Jan te Nijenhuis: My Korean colleagues have built a fantastic database with everything that predicts the onset of Alzheimer’s disease: genes, brain scans, blood scans, brain fluids, history of illnesses, and intelligence scores. All the data come from the elderly in Gwangju and its surroundings. There are now more than 10,000 included in the database. Most of them have no signs of cognitive illness; there is a group with mild cognitive impairment, and the smallest group consists of people with varying severity of Alzheimer’s disease. There is a whole team of qualified people collecting the data here in Gwangju. Some of the elderly also participate because they get free medical check-ups. Collecting all the information costs a pretty penny, but the elderly pay nothing.

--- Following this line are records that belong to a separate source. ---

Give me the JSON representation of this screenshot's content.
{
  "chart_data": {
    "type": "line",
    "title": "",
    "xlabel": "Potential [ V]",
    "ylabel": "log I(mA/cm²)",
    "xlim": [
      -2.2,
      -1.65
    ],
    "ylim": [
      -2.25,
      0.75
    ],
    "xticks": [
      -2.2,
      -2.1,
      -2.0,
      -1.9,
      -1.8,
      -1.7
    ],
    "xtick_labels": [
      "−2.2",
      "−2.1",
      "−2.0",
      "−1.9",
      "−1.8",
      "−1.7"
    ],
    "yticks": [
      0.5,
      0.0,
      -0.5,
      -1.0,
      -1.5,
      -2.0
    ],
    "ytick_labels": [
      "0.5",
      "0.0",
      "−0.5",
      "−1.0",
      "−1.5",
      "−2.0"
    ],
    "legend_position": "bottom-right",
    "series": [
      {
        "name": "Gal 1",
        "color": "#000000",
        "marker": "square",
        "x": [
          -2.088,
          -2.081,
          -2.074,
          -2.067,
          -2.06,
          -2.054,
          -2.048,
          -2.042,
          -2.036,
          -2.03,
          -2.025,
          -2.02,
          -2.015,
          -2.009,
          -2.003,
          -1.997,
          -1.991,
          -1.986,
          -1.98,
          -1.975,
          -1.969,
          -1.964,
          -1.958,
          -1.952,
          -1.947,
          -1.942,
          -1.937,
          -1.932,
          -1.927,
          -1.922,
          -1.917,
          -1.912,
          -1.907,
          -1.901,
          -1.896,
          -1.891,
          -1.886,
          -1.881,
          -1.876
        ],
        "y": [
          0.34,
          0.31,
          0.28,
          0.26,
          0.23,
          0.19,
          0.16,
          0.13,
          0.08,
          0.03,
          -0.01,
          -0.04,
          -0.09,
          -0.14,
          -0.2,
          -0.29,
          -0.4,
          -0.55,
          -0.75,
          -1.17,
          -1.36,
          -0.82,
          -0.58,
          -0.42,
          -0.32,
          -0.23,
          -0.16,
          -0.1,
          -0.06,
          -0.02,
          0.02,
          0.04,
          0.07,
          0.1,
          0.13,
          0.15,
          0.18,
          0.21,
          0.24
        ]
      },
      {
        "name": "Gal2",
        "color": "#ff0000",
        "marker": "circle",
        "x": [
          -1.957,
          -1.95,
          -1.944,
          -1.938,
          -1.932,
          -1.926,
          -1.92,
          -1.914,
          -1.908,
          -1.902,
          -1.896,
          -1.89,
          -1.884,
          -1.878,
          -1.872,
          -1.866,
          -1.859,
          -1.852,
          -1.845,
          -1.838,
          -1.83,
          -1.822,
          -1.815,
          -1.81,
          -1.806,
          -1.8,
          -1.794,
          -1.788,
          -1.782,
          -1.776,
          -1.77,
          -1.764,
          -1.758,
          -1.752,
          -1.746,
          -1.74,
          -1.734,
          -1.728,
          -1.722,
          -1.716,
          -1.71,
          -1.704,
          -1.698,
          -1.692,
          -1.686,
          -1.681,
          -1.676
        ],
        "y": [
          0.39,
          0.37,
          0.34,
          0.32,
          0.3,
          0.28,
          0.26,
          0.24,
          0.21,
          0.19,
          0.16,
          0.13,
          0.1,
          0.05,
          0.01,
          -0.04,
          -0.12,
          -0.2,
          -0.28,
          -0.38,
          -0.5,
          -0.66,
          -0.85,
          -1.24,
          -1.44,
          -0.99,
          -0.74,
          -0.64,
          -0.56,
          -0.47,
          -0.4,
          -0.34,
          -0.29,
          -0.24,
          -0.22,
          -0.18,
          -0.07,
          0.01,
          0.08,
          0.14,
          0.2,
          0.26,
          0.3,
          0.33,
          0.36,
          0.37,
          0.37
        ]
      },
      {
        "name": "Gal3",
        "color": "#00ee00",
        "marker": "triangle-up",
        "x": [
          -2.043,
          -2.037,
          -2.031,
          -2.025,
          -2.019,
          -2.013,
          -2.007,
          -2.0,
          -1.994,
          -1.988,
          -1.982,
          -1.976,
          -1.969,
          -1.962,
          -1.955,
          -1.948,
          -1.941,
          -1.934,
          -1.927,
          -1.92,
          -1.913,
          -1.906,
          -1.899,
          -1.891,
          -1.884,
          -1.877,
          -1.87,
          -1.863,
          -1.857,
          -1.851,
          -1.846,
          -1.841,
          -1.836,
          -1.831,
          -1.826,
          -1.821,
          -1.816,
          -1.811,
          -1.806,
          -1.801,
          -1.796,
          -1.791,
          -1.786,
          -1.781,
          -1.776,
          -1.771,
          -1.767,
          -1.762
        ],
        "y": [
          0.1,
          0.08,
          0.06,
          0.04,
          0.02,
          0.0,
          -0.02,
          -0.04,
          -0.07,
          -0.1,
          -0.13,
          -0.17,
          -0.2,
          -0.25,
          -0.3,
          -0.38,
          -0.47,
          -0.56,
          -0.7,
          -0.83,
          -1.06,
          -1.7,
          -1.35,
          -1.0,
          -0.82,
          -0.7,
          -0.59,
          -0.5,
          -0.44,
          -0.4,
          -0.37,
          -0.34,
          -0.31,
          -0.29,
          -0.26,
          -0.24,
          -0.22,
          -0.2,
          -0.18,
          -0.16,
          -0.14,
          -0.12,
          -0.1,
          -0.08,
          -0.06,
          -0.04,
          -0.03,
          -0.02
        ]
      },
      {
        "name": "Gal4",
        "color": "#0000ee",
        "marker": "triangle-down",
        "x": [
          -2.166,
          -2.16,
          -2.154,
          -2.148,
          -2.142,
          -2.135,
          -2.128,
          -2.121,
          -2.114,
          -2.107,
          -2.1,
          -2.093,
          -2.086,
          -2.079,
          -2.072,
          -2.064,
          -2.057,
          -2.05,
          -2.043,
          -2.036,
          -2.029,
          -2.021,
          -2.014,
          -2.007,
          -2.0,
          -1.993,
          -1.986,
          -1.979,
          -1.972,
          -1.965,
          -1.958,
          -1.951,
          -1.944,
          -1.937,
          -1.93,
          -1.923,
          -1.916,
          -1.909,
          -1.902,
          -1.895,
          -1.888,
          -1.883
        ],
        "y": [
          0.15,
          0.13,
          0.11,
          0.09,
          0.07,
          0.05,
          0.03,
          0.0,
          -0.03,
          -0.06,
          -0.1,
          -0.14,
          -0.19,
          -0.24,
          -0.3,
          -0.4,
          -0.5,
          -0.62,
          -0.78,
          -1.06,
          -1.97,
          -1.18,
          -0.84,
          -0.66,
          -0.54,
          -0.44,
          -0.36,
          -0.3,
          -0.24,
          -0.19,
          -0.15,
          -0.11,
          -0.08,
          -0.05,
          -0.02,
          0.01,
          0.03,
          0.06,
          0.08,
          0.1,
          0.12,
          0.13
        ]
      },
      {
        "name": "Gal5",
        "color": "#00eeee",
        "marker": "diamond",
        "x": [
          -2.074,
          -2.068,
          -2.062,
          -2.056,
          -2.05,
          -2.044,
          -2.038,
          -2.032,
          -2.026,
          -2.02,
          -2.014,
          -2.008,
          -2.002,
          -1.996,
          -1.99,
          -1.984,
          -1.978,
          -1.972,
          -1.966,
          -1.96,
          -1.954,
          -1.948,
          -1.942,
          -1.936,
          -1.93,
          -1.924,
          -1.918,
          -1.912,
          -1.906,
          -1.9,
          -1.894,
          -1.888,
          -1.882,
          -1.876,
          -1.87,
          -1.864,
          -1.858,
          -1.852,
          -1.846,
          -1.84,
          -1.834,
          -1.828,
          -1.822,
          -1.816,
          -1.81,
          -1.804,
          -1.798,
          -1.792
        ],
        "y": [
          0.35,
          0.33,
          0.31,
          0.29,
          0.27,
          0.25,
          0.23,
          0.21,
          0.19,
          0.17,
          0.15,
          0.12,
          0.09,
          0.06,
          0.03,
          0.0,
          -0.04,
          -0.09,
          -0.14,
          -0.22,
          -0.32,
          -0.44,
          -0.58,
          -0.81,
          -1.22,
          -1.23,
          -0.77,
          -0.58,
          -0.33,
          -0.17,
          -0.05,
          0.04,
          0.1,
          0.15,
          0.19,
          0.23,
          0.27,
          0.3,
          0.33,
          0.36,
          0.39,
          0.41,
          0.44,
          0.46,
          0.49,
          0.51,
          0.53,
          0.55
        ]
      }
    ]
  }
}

This unique database is used for collaborations with researchers from all over the world. For instance, some of the DNA samples are now scanned in the USA with the most powerful scanners in the world, so that we will have information on 100 percent of the DNA. But I must say that notwithstanding the billions invested in Alzheimer’s research, it is still a mysterious disease.
William Urbanski: To conclude, what are the biggest positives about living in Gwangju and being a researcher at Chosun University?
Jan te Nijenhuis: On the weekends, I take long walks around Mudeung-san; we have no mountains in my country, so this is all new to me. The trips help me to remain relaxed, physically fit, and creative, which is important for a researcher. It happens often to me that when I take a short break, people want to have a chat with me and offer me all kinds of food. The Gwangju people are amazingly friendly.
I very much enjoy Korean food – all the banchan (반찬, side dishes) make every meal feel luxurious. In Korea, I got into the habit of eating fermented food at every meal. Very good for the bacteria in your gut, which help you stave off infections. But I miss goat cheese, herring, sardines in olive oil, and one-liter buckets of ten-percent-fat Greek yogurt!
I think it is good for the Korean research culture to have contacts with researchers from countries with much longer research traditions. I have already set up all kinds of collaborations with Western researchers, analyzing the data in the big Gwangju Alzheimer database. I hope that in the near future, I will not be the only Western researcher on campus!